Curtis Maxwell Perrin AIA, PhD works through existing buildings allowing unrecognized capacities to emerge from subtle shifts of what already exists. Architecture is not about dressing up an old problem in a new look. It is about bringing out of the world that exists before us the potentials it already always has, yet that sometimes need a careful framing to achieve. OPEN|LINE is the architecture of opening potential.
Rather than tear down or build new shapes of unaddressed problems, this work seeks transformation. Change comes through arriving at the essence of what the users of a building want, maximizes the freedoms and enjoyments they want for their own lives. It is always more about the inhabitant than the architect.
It is always about hearing and listening, helping find the ways to achieve what is wanted. Yet also, the minimum of complication or expense. The simple, transformative gesture is often ready at hand, once one has carefully heard what is desired and rigorously studied the existing situation. Relocating a single door often has more effect and more value – and creates more lasting happiness – than tearing down an old problem just to make a new one in a different shape.

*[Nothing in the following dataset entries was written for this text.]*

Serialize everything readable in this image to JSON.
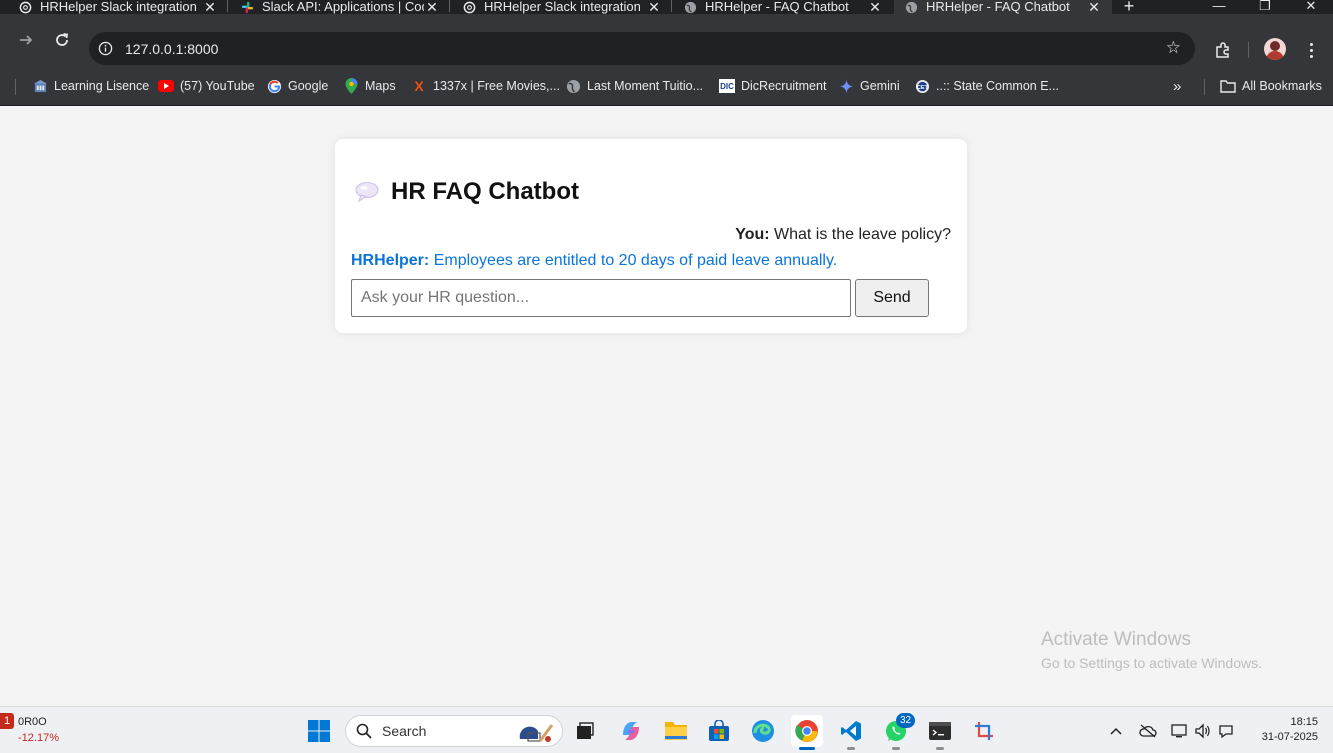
{
  "browser": {
    "tabs": [
      {
        "title": "HRHelper Slack integration",
        "icon": "openai-icon"
      },
      {
        "title": "Slack API: Applications | Cod",
        "icon": "slack-icon"
      },
      {
        "title": "HRHelper Slack integration",
        "icon": "openai-icon"
      },
      {
        "title": "HRHelper - FAQ Chatbot",
        "icon": "globe-icon"
      },
      {
        "title": "HRHelper - FAQ Chatbot",
        "icon": "globe-icon",
        "active": true
      }
    ],
    "url": "127.0.0.1:8000",
    "bookmarks": [
      {
        "label": "Learning Lisence",
        "icon": "building-icon"
      },
      {
        "label": "(57) YouTube",
        "icon": "youtube-icon"
      },
      {
        "label": "Google",
        "icon": "google-icon"
      },
      {
        "label": "Maps",
        "icon": "maps-icon"
      },
      {
        "label": "1337x | Free Movies,...",
        "icon": "x-icon"
      },
      {
        "label": "Last Moment Tuitio...",
        "icon": "globe-icon"
      },
      {
        "label": "DicRecruitment",
        "icon": "dic-icon"
      },
      {
        "label": "Gemini",
        "icon": "gemini-icon"
      },
      {
        "label": "..:: State Common E...",
        "icon": "cet-icon"
      }
    ],
    "all_bookmarks_label": "All Bookmarks"
  },
  "chat": {
    "title": "HR FAQ Chatbot",
    "user_label": "You:",
    "user_message": "What is the leave policy?",
    "bot_label": "HRHelper:",
    "bot_message": "Employees are entitled to 20 days of paid leave annually.",
    "input_placeholder": "Ask your HR question...",
    "input_value": "",
    "send_label": "Send",
    "bot_color": "#0a74da"
  },
  "watermark": {
    "line1": "Activate Windows",
    "line2": "Go to Settings to activate Windows."
  },
  "taskbar": {
    "stock_badge": "1",
    "stock_name": "0R0O",
    "stock_change": "-12.17%",
    "search_label": "Search",
    "whatsapp_badge": "32",
    "time": "18:15",
    "date": "31-07-2025"
  }
}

These are skills learned from years of association and collaboration with Lacaton & Vassal, who won the Pritzker Prize in 2021 and imbued in him his sense for sustainability, working with what exists, and working with optimism.
He graduated with distinction from Harvard’s Graduate School of Design and holds a Ph.D. from Yale University. He is on the board of the Roxbury Historical Society and is an established resident of Highland Park in Roxbury.
He teaches at Wentworth Institute and has been an invited juror on reviews at the AA in London, WIT, Northeastern, BAC, UVa Architecture, and Harvard GSD.